Jury: François Robichon (directeur de thèse, université Lille III), Sylvie Aubenas (Bnf), Françoise Denoyelle (Ens Louis-Lumière), Jean-Yves Mollier (université de Saint-Quentin-en-Yvelines), Michel Poivert (université Paris I).

Résumé:
Illustrer une œuvre littéraire par la photographie est au XIXe siècle une idée particulièrement prisée par les photographes anglo-saxons. Elle est, en revanche, entièrement nouvelle en France lorsque paraît, en 1890, L’Élixir du Révérend père Gaucher d’Alphonse Daudet, illustré et édité par l’amateur photographe caennais Henri Magron (1890). Le charme repose sur l’association de l’image photographique à la littérature au sein d’un même espace, la page imprimée. Une relation poétique se crée entre le texte et l’image et témoigne du souci de fonder un dialogue entre littérature et photographie (Henri Magron, Jules Gervais-Courtellemont, G. Rodenbach, etc.). Objet complexe, original et inattendu, à la fortune critique contrariée, ces œuvres littéraires ont essentiellement paru en France entre 1890 et 1907. Longtemps abordées sous cet unique angle des rapports texte/image, elles sont considérées comme un avant-poste de la forme plus triviale du photo-roman. Si cette filiation est à juste titre établie, le concept conserve néanmoins quelque chose de déconcertant. Sa résurgence dans les années 1920 (Roger Parry, A. Breton), la lecture des ouvrages laisse le sentiment d’une faillite esthétique inconcevable. Cette ambiguïté trouve une explication dans les enjeux esthétiques, historiques et techniques réels de cet objet singulier. Les essais d’illustration, qui se multiplient entre 1890 et 1894, résultent d’échanges entre les principaux "acteurs" de ces livres (photographes, auteurs, éditeurs et imprimeurs) et représentent en fait un moment clé de l’aventure éditoriale de la photographie. Le contexte de production de chacun de ces objets montre qu’ils correspondent à une phase expérimentale de l’édition photographique. En dehors de la relation nouvelle entre photographie et littérature, le soin apporté à la confection des ouvrages, également lié au progrès techniques de reproduction photomécanique, inscrivent ces expériences artistiques de "photographie d'après nature" dans les perspectives plus larges d’une structuration progressive de l’édition photographique.
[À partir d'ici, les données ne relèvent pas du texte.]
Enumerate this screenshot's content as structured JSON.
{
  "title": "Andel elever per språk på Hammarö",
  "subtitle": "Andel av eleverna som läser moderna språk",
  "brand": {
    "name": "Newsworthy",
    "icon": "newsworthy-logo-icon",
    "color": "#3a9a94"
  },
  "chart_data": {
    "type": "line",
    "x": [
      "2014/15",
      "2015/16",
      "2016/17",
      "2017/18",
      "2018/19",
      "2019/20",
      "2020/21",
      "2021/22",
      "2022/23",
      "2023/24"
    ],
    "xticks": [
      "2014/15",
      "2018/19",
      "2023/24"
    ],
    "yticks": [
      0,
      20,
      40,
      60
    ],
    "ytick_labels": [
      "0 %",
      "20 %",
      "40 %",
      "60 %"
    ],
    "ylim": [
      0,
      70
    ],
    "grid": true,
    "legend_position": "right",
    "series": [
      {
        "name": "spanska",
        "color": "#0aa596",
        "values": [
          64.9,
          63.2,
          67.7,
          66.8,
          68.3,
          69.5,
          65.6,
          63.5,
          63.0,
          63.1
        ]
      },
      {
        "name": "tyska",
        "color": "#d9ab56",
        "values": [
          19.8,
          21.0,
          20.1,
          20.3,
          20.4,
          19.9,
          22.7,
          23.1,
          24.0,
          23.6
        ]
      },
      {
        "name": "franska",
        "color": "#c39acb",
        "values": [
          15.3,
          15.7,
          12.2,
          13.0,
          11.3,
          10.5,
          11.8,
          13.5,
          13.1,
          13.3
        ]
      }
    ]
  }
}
L’illustration diffère radicalement selon qu’elle est l’œuvre d’un photographe (Henri Magron), d’un auteur associé à une maison d’édition (Georges Rodenbach), d’un éditeur (Jules Gervais-Courtellemont, Charles Mendel) ou d’un imprimeur (Albert Bergeret, Louis Geisler). Une confusion s’est opérée autour d’une même expression, la "photographie d’après nature", dont la valeur polysémique a été mise à jour. Si le "d’après nature" évoque une image composée sur le modèle pictural et théâtralisée (photo-roman), il correspond également à la mise en application dans l’édition d’un procédé de reproduction photomécanique plus précis que la similigravure, la photocollographie. À travers cette expression sémantique, les éditeurs proposent de manière inédite au public des livres illustrés typographiquement de photographies. Le cas de l’éditeur Charles Mendel permet ainsi de montrer la manière dont les ouvrages viennent en fait questionner le monde de l’édition. Point de départ historique d’une réflexion plus large sur les relations entretenues par la librairie avec la photographie à la fin du XIXe siècle, l’illustration d’une l’œuvre littéraire par la photographie d’après nature, entendue comme innovation éditoriale, investit ensuite des ouvrages dont le thème n’est plus seulement l’œuvre littéraire qui lui servait d’alibi.